Pour certain nombre de documents que la commission désirait se voir communiquer ont manqué, notamment les documents Nees et De Cuyper ainsi que les procès-verbaux des réunions de coordination des Affaires étrangères. La constatation s’imposait également qu’un certain nombre de témoignages contenaient des contradictions manifestes, tant en eux-mêmes qu’entre eux. Enfin, la commission s’est vue confrontée à l’impossibilité d’interroger dans ses fonctions le juge d’instruction qui menait les enquêtes judiciaires parallèles. En raison de tous ces arguments, qui allaient pousser de plus en plus à la transformation en commission d’enquête, on a prévu une réunion d’évaluation à bref délai.

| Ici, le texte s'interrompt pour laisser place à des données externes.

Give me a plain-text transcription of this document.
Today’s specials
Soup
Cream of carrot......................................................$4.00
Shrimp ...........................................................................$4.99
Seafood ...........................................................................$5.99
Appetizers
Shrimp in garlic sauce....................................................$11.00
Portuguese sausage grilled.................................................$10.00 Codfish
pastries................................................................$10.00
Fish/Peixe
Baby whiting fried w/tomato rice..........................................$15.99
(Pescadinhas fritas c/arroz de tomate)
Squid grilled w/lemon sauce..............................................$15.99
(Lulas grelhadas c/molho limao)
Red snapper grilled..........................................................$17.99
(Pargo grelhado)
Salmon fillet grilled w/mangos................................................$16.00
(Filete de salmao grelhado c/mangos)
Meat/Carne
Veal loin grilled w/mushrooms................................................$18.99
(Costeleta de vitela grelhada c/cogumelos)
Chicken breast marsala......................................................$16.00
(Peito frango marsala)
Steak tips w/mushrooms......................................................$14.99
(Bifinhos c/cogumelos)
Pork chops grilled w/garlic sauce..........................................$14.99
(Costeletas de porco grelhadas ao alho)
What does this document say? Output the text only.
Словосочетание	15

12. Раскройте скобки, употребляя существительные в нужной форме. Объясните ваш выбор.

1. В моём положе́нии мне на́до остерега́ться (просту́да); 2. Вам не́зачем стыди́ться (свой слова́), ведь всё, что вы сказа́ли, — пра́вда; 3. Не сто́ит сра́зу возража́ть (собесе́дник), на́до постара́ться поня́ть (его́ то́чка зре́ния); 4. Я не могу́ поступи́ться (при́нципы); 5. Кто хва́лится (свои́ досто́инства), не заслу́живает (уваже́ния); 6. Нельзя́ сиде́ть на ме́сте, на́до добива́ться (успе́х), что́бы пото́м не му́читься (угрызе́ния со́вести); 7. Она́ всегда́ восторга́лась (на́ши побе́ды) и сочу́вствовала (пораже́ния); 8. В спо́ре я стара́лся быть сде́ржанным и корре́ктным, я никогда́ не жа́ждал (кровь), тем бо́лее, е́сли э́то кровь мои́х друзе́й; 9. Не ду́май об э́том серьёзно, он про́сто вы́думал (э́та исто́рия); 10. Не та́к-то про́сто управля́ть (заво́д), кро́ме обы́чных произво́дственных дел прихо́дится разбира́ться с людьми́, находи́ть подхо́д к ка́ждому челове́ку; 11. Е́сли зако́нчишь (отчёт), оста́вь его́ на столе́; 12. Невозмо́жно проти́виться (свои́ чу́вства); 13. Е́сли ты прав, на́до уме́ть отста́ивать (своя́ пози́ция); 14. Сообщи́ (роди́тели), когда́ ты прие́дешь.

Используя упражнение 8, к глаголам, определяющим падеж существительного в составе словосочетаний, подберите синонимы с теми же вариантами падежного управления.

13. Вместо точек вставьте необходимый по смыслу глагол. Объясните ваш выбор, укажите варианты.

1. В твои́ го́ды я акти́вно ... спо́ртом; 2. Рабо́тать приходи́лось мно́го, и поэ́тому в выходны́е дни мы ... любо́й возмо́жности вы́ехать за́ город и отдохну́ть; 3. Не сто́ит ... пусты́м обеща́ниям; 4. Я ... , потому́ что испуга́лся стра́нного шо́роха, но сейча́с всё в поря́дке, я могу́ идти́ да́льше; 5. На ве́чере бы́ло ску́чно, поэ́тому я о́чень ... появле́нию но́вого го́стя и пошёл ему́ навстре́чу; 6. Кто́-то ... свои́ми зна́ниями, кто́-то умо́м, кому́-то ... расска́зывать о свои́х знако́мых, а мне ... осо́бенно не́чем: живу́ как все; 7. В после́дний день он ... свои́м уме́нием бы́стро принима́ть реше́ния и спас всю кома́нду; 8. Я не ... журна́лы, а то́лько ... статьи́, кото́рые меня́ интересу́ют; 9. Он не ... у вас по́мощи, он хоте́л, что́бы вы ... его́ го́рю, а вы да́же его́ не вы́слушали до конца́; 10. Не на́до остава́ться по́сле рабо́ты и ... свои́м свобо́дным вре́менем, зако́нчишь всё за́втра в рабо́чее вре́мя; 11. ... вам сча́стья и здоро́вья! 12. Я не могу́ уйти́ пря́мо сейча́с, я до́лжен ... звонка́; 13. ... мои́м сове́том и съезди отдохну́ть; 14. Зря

Le 19 mars 1997, une proposition qui tendait à demander au Sénat de transformer la commission spéciale en une commission d’enquête, fut rejetée. Un consensus put néanmoins être dégagé concernant la non-communication des documents Nees et De Cuyper : la commission allait pouvoir faire usage des compétences d’une commission d’enquête si, le 16 avril 1997, ces documents n’avaient pas été mis à sa disposition. Le 19 mars 1997, la commission décida également, à l’unanimité, d’évaluer son fonctionnement et son statut.

Le fonctionnement de la commission fut longtemps entravé par l’absence de réponse à l’invitation qu’elle avait adressée aux témoins des Nations unies. Cet élément a joué un rôle décisif dans la discussion relative à la question de savoir s’il fallait transformer ou non la commission spéciale en une véritable commission d’enquête. Le 16 avril 1997, le Président communiqua à la commission la réponse négative de l’actuel secrétaire général de l’ONU, Kofi Annan, et un des principaux arguments contre la création d’une commission d’enquête parlementaire avait, dès lors, disparu.

La commission s’étant vue mise dans l’impossibilité d’entendre des personnalités des Nations unies, l’on décida de demander à Mme Suhrke, chercheur en chef au Chr. Michelsen Institute à Bergen (Norvège) et auteur du Rapport II " The Joint Evaluation of Emergency Assistance to Ruanda ", qui avait été autorisée, antérieurement, à interroger des fonctionnaires des Nations unies, d’intervenir en tant qu’intermédiaire pour questionner les intéressés. Au cours du mois d’octobre, Mme Suhrke devait toutefois déclarer qu’il lui était impossible de remplir cette mission. Ensuite, la commission d’enquête parlementaire Rwanda prit contact avec la représentation permanente belge auprès des Nations unies afin d’obtenir des éclaircissements sur certains points.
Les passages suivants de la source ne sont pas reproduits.